Elke Schwarz is Professor of Political Theory at Queen Mary University London. Her research focus­es on the inter­sec­tion of ethics of war and ethics of tech­nol­o­gy with an empha­sis on unmanned and autonomous / intel­li­gent mil­i­tary tech­nolo­gies and their impact on the pol­i­tics of con­tem­po­rary war­fare. She is the author of Death Machines: The Ethics of Violent Technologies (Manchester University Press), is an RSA Fellow, a mem­ber of the International Committee for Robot Arms Control (ICRAC), 2022/23 Fellow at the Center for Apocalyptic and Post-Apocalyptic Studies (CAPAS) in Heidelberg and 2024 Leverhulme Research Fellow. She is also an Imperial War Museum Associate. Her work has been pub­lished in a num­ber of phi­los­o­phy and secu­ri­ty focused jour­nals, includ­ing Philosophy Today, Security Dialogue, Critical Studies on Terrorism and the Journal of International Political Theory among oth­ers.
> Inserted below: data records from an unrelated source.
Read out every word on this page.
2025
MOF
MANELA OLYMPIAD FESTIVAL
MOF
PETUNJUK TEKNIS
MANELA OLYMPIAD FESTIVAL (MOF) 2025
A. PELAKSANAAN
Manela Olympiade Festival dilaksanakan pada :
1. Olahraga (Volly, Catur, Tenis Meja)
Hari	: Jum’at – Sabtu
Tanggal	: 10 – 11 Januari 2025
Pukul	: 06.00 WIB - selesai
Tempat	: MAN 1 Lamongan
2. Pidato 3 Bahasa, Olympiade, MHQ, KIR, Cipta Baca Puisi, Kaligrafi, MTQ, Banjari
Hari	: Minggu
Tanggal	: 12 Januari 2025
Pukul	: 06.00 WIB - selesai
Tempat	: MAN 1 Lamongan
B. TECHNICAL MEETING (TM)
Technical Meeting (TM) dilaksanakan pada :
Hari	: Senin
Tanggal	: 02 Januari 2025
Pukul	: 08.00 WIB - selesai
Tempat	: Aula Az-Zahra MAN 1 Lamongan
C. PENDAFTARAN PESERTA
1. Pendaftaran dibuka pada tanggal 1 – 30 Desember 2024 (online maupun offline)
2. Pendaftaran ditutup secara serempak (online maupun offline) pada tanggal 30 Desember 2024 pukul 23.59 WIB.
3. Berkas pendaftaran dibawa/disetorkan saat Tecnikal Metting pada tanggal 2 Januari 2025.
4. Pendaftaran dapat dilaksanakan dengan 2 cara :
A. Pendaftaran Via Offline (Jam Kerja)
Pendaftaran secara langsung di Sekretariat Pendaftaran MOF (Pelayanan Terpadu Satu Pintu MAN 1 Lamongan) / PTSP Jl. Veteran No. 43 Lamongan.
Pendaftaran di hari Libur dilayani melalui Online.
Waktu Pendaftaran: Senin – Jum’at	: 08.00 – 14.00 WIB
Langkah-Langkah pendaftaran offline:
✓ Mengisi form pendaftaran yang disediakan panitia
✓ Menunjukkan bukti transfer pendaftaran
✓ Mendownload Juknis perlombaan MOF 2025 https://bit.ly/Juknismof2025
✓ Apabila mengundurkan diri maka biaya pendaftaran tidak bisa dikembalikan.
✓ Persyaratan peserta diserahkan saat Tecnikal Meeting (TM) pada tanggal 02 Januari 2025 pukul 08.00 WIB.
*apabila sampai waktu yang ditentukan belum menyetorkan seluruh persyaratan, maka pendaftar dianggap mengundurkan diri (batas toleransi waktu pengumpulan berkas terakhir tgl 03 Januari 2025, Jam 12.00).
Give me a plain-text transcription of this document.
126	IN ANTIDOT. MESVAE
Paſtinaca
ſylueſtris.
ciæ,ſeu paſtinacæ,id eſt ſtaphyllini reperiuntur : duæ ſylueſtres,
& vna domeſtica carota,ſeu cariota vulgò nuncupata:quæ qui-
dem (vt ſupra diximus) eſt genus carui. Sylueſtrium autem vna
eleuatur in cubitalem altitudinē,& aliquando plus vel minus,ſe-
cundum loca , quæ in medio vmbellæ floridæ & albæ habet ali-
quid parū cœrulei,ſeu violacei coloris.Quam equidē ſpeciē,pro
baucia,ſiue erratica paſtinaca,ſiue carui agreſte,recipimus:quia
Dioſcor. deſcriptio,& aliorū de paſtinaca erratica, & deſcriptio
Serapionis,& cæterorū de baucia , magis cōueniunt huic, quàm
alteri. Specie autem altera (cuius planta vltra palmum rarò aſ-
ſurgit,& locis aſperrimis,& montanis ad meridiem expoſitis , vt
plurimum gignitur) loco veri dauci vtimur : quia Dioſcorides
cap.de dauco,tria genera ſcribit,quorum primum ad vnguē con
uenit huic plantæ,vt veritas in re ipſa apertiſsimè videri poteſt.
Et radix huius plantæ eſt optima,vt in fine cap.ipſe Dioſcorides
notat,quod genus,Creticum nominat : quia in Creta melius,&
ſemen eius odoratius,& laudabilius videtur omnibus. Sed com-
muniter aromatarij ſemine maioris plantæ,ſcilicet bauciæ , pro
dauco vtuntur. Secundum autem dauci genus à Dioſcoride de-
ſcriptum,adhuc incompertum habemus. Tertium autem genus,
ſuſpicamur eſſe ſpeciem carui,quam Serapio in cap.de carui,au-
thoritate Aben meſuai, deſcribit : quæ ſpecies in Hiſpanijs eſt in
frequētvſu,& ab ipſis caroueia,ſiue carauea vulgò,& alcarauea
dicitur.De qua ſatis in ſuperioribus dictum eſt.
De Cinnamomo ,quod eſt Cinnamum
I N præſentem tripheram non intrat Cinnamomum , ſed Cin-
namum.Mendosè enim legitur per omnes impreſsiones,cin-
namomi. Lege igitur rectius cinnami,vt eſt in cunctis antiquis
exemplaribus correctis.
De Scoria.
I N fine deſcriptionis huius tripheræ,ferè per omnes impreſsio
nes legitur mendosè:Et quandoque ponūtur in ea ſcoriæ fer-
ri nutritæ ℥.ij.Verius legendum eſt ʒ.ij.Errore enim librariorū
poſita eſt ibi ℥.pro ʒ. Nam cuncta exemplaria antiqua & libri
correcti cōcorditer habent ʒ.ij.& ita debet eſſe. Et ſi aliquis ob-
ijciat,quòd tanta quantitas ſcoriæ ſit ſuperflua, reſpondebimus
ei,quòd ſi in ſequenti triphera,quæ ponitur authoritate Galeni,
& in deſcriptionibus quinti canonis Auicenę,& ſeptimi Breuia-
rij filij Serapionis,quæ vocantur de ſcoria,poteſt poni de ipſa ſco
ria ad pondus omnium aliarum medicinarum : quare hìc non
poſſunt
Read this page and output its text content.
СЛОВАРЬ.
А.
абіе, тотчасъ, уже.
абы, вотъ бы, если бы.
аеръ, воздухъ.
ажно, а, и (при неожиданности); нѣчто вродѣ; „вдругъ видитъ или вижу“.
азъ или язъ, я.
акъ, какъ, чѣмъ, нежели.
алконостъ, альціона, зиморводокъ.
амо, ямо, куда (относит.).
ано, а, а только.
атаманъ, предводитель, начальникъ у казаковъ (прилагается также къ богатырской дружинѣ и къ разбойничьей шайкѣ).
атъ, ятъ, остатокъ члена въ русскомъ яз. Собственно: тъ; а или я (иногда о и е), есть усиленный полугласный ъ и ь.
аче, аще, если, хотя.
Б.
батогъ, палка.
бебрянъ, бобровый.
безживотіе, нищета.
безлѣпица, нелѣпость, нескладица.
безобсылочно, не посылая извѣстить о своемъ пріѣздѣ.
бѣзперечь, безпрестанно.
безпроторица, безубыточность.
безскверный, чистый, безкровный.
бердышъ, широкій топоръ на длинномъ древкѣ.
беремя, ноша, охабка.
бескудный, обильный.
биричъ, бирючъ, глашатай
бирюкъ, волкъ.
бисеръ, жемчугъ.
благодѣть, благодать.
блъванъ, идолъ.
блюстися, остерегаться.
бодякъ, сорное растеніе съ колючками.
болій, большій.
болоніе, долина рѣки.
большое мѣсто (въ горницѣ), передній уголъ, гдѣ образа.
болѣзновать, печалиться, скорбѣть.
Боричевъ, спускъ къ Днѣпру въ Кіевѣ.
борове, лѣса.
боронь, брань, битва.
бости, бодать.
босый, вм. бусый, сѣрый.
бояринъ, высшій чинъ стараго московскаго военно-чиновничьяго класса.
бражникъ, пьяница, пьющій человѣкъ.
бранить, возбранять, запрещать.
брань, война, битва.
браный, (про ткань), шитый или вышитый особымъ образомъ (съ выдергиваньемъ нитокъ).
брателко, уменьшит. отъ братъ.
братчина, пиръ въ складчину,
Hito Steyerl is a film­mak­er and author.

Lucy Suchman is Professor Emerita of the Anthropology of Science and Technology at Lancaster University in the UK. Before tak­ing up that post she was a Principal Scientist at Xerox’s Palo Alto Research Center (PARC), where she spent twen­ty years as a researcher. Her cur­rent research extends her long­stand­ing crit­i­cal engage­ment with the fields of arti­fi­cial intel­li­gence and human-com­put­er inter­ac­tion to the domain of con­tem­po­rary mil­i­tarism. She is con­cerned with the ques­tion of whose bod­ies are incor­po­rat­ed into mil­i­tary sys­tems, how and with what con­se­quences for social jus­tice and the pos­si­bil­i­ty for a less vio­lent world. Lucy was a found­ing mem­ber of Computer Professionals for Social Responsibility and served on its Board of Directors from 1982–1990 and is a cur­rent mem­ber of the International Committee for Robot Arms Control (ICRAC).